The last writer is on a plane back to where he or she came from. The last reading, the last reception, the last horrified parent walking out at an instance of the f-word. The last manuscript consultation, the last workshop, the last coffee run. Writers at Work is over, and I am a little sad, a lot exhausted, pretty over-stimulated, and I am probably feeling some other emotions in the mix, as well.
I had to have a brief cry about five or six times yesterday. I am a crier, but that's a lot even for me. Why, I really can't say. I slept in the afternoon. The historian made sure the swamp cooler was working (even though we really need to get a new one, which entails research about getting the right kind, etc., which takes time, time I didn't have because it was hot and I really needed a nap), a gesture of loving kindness that brought about one of the brief cries. When we went to the farmer's market in the morning, which usually is a big high for me, it just seemed like so. many. people. that we kind of had to move right on out of there.

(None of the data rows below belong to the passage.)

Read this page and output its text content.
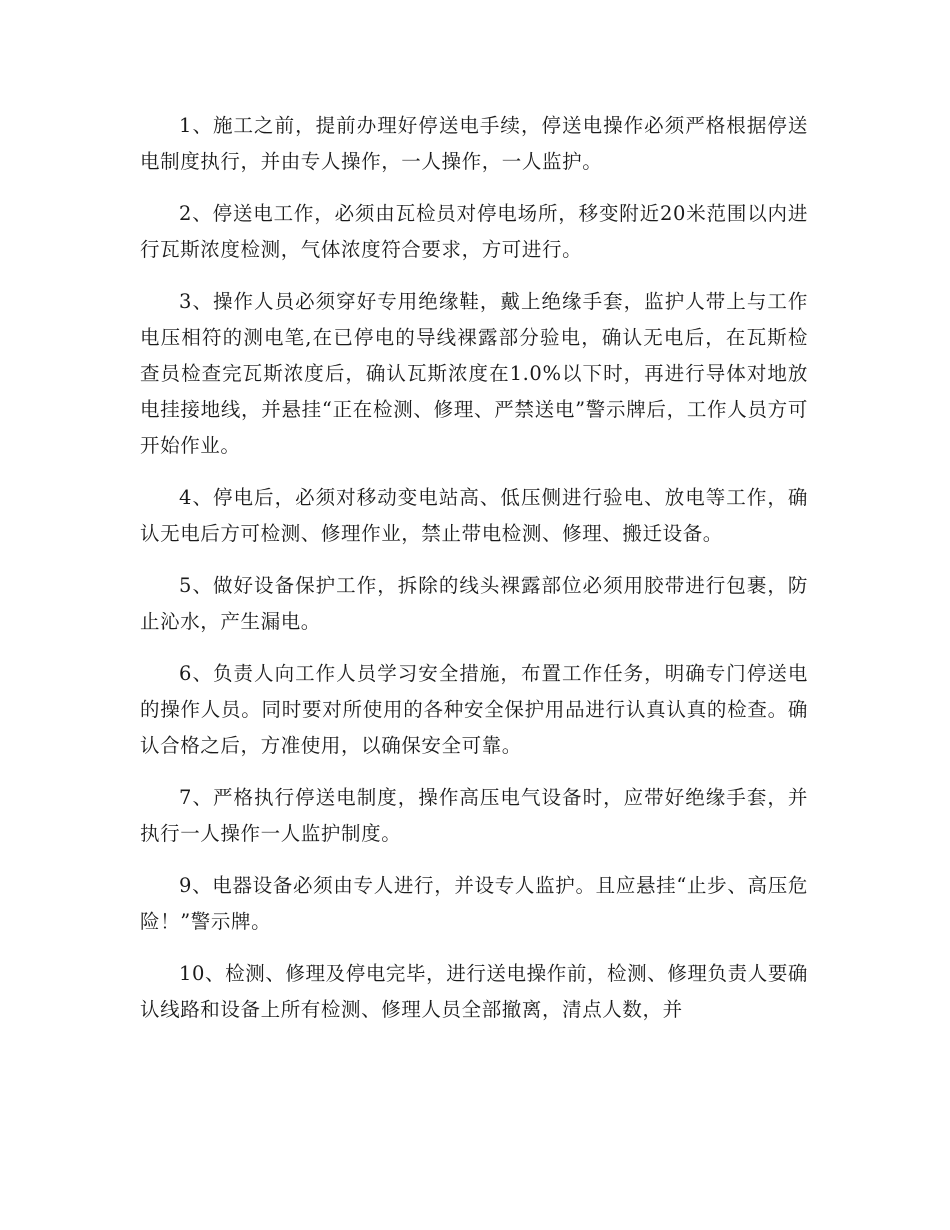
1、施工之前，提前办理好停送电手续，停送电操作必须严格根据停送电制度执行，并由专人操作，一人操作，一人监护。

2、停送电工作，必须由瓦检员对停电场所，移变附近20米范围以内进行瓦斯浓度检测，气体浓度符合要求，方可进行。

3、操作人员必须穿好专用绝缘鞋，戴上绝缘手套，监护人带上与工作电压相符的测电笔,在已停电的导线裸露部分验电，确认无电后，在瓦斯检查员检查完瓦斯浓度后，确认瓦斯浓度在1.0%以下时，再进行导体对地放电挂接地线，并悬挂“正在检测、修理、严禁送电”警示牌后，工作人员方可开始作业。

4、停电后，必须对移动变电站高、低压侧进行验电、放电等工作，确认无电后方可检测、修理作业，禁止带电检测、修理、搬迁设备。

5、做好设备保护工作，拆除的线头裸露部位必须用胶带进行包裹，防止沁水，产生漏电。

6、负责人向工作人员学习安全措施，布置工作任务，明确专门停送电的操作人员。同时要对所使用的各种安全保护用品进行认真认真的检查。确认合格之后，方准使用，以确保安全可靠。

7、严格执行停送电制度，操作高压电气设备时，应带好绝缘手套，并执行一人操作一人监护制度。

9、电器设备必须由专人进行，并设专人监护。且应悬挂“止步、高压危险！”警示牌。

10、检测、修理及停电完毕，进行送电操作前，检测、修理负责人要确认线路和设备上所有检测、修理人员全部撤离，清点人数，并
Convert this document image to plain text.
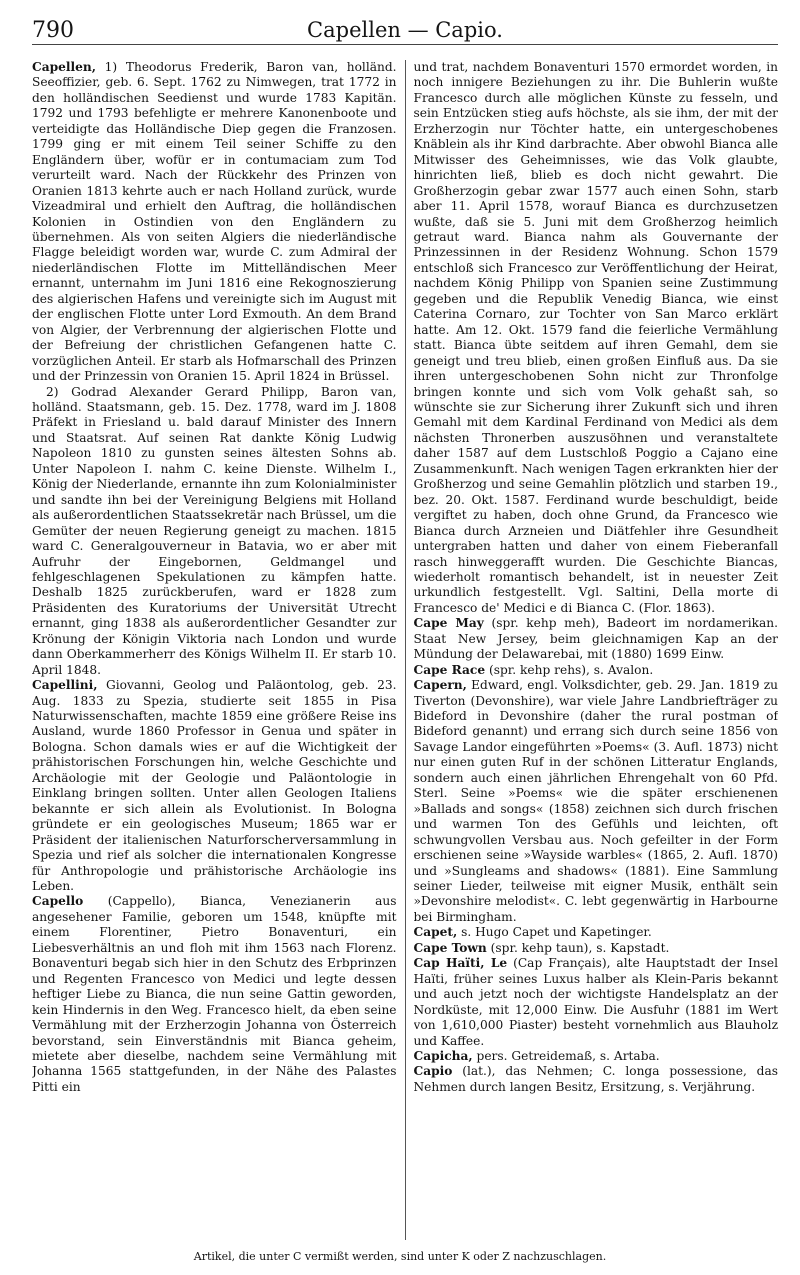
790	Capellen — Capio.

Capellen, 1) Theodorus Frederik, Baron van, holländ. Seeoffizier, geb. 6. Sept. 1762 zu Nimwegen, trat 1772 in den holländischen Seedienst und wurde 1783 Kapitän. 1792 und 1793 befehligte er mehrere Kanonenboote und verteidigte das Holländische Diep gegen die Franzosen. 1799 ging er mit einem Teil seiner Schiffe zu den Engländern über, wofür er in contumaciam zum Tod verurteilt ward. Nach der Rückkehr des Prinzen von Oranien 1813 kehrte auch er nach Holland zurück, wurde Vizeadmiral und erhielt den Auftrag, die holländischen Kolonien in Ostindien von den Engländern zu übernehmen. Als von seiten Algiers die niederländische Flagge beleidigt worden war, wurde C. zum Admiral der niederländischen Flotte im Mittelländischen Meer ernannt, unternahm im Juni 1816 eine Rekognoszierung des algierischen Hafens und vereinigte sich im August mit der englischen Flotte unter Lord Exmouth. An dem Brand von Algier, der Verbrennung der algierischen Flotte und der Befreiung der christlichen Gefangenen hatte C. vorzüglichen Anteil. Er starb als Hofmarschall des Prinzen und der Prinzessin von Oranien 15. April 1824 in Brüssel.

2) Godrad Alexander Gerard Philipp, Baron van, holländ. Staatsmann, geb. 15. Dez. 1778, ward im J. 1808 Präfekt in Friesland u. bald darauf Minister des Innern und Staatsrat. Auf seinen Rat dankte König Ludwig Napoleon 1810 zu gunsten seines ältesten Sohns ab. Unter Napoleon I. nahm C. keine Dienste. Wilhelm I., König der Niederlande, ernannte ihn zum Kolonialminister und sandte ihn bei der Vereinigung Belgiens mit Holland als außerordentlichen Staatssekretär nach Brüssel, um die Gemüter der neuen Regierung geneigt zu machen. 1815 ward C. Generalgouverneur in Batavia, wo er aber mit Aufruhr der Eingebornen, Geldmangel und fehlgeschlagenen Spekulationen zu kämpfen hatte. Deshalb 1825 zurückberufen, ward er 1828 zum Präsidenten des Kuratoriums der Universität Utrecht ernannt, ging 1838 als außerordentlicher Gesandter zur Krönung der Königin Viktoria nach London und wurde dann Oberkammerherr des Königs Wilhelm II. Er starb 10. April 1848.

Capellini, Giovanni, Geolog und Paläontolog, geb. 23. Aug. 1833 zu Spezia, studierte seit 1855 in Pisa Naturwissenschaften, machte 1859 eine größere Reise ins Ausland, wurde 1860 Professor in Genua und später in Bologna. Schon damals wies er auf die Wichtigkeit der prähistorischen Forschungen hin, welche Geschichte und Archäologie mit der Geologie und Paläontologie in Einklang bringen sollten. Unter allen Geologen Italiens bekannte er sich allein als Evolutionist. In Bologna gründete er ein geologisches Museum; 1865 war er Präsident der italienischen Naturforscherversammlung in Spezia und rief als solcher die internationalen Kongresse für Anthropologie und prähistorische Archäologie ins Leben.

Capello (Cappello), Bianca, Venezianerin aus angesehener Familie, geboren um 1548, knüpfte mit einem Florentiner, Pietro Bonaventuri, ein Liebesverhältnis an und floh mit ihm 1563 nach Florenz. Bonaventuri begab sich hier in den Schutz des Erbprinzen und Regenten Francesco von Medici und legte dessen heftiger Liebe zu Bianca, die nun seine Gattin geworden, kein Hindernis in den Weg. Francesco hielt, da eben seine Vermählung mit der Erzherzogin Johanna von Österreich bevorstand, sein Einverständnis mit Bianca geheim, mietete aber dieselbe, nachdem seine Vermählung mit Johanna 1565 stattgefunden, in der Nähe des Palastes Pitti ein

und trat, nachdem Bonaventuri 1570 ermordet worden, in noch innigere Beziehungen zu ihr. Die Buhlerin wußte Francesco durch alle möglichen Künste zu fesseln, und sein Entzücken stieg aufs höchste, als sie ihm, der mit der Erzherzogin nur Töchter hatte, ein untergeschobenes Knäblein als ihr Kind darbrachte. Aber obwohl Bianca alle Mitwisser des Geheimnisses, wie das Volk glaubte, hinrichten ließ, blieb es doch nicht gewahrt. Die Großherzogin gebar zwar 1577 auch einen Sohn, starb aber 11. April 1578, worauf Bianca es durchzusetzen wußte, daß sie 5. Juni mit dem Großherzog heimlich getraut ward. Bianca nahm als Gouvernante der Prinzessinnen in der Residenz Wohnung. Schon 1579 entschloß sich Francesco zur Veröffentlichung der Heirat, nachdem König Philipp von Spanien seine Zustimmung gegeben und die Republik Venedig Bianca, wie einst Caterina Cornaro, zur Tochter von San Marco erklärt hatte. Am 12. Okt. 1579 fand die feierliche Vermählung statt. Bianca übte seitdem auf ihren Gemahl, dem sie geneigt und treu blieb, einen großen Einfluß aus. Da sie ihren untergeschobenen Sohn nicht zur Thronfolge bringen konnte und sich vom Volk gehaßt sah, so wünschte sie zur Sicherung ihrer Zukunft sich und ihren Gemahl mit dem Kardinal Ferdinand von Medici als dem nächsten Thronerben auszusöhnen und veranstaltete daher 1587 auf dem Lustschloß Poggio a Cajano eine Zusammenkunft. Nach wenigen Tagen erkrankten hier der Großherzog und seine Gemahlin plötzlich und starben 19., bez. 20. Okt. 1587. Ferdinand wurde beschuldigt, beide vergiftet zu haben, doch ohne Grund, da Francesco wie Bianca durch Arzneien und Diätfehler ihre Gesundheit untergraben hatten und daher von einem Fieberanfall rasch hinweggerafft wurden. Die Geschichte Biancas, wiederholt romantisch behandelt, ist in neuester Zeit urkundlich festgestellt. Vgl. Saltini, Della morte di Francesco de' Medici e di Bianca C. (Flor. 1863).

Cape May (spr. kehp meh), Badeort im nordamerikan. Staat New Jersey, beim gleichnamigen Kap an der Mündung der Delawarebai, mit (1880) 1699 Einw.

Cape Race (spr. kehp rehs), s. Avalon.

Capern, Edward, engl. Volksdichter, geb. 29. Jan. 1819 zu Tiverton (Devonshire), war viele Jahre Landbriefträger zu Bideford in Devonshire (daher the rural postman of Bideford genannt) und errang sich durch seine 1856 von Savage Landor eingeführten »Poems« (3. Aufl. 1873) nicht nur einen guten Ruf in der schönen Litteratur Englands, sondern auch einen jährlichen Ehrengehalt von 60 Pfd. Sterl. Seine »Poems« wie die später erschienenen »Ballads and songs« (1858) zeichnen sich durch frischen und warmen Ton des Gefühls und leichten, oft schwungvollen Versbau aus. Noch gefeilter in der Form erschienen seine »Wayside warbles« (1865, 2. Aufl. 1870) und »Sungleams and shadows« (1881). Eine Sammlung seiner Lieder, teilweise mit eigner Musik, enthält sein »Devonshire melodist«. C. lebt gegenwärtig in Harbourne bei Birmingham.

Capet, s. Hugo Capet und Kapetinger.

Cape Town (spr. kehp taun), s. Kapstadt.

Cap Haïti, Le (Cap Français), alte Hauptstadt der Insel Haïti, früher seines Luxus halber als Klein-Paris bekannt und auch jetzt noch der wichtigste Handelsplatz an der Nordküste, mit 12,000 Einw. Die Ausfuhr (1881 im Wert von 1,610,000 Piaster) besteht vornehmlich aus Blauholz und Kaffee.

Capicha, pers. Getreidemaß, s. Artaba.

Capio (lat.), das Nehmen; C. longa possessione, das Nehmen durch langen Besitz, Ersitzung, s. Verjährung.

Artikel, die unter C vermißt werden, sind unter K oder Z nachzuschlagen.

Anyway, last night, after we came home from our movie (Once, which I highly, highly recommend--a straightforward music-based movie, and it is wonderful music, that is just the kind of thing we all need sometimes), I went straight to this laptop and started composing a poem. That's a good feeling at any time. I was listening to the new Feist (again, highly recommended) and then to Martina Topley-Bird and then to Massive Attack. Dear reader, I composed straight through three cds. That's how good it was to write a poem. I intend for this to be the beginning of a stretch of creativity the likes of which the megastore hasn't seen in quite some time. If it involves some random crying, so be it.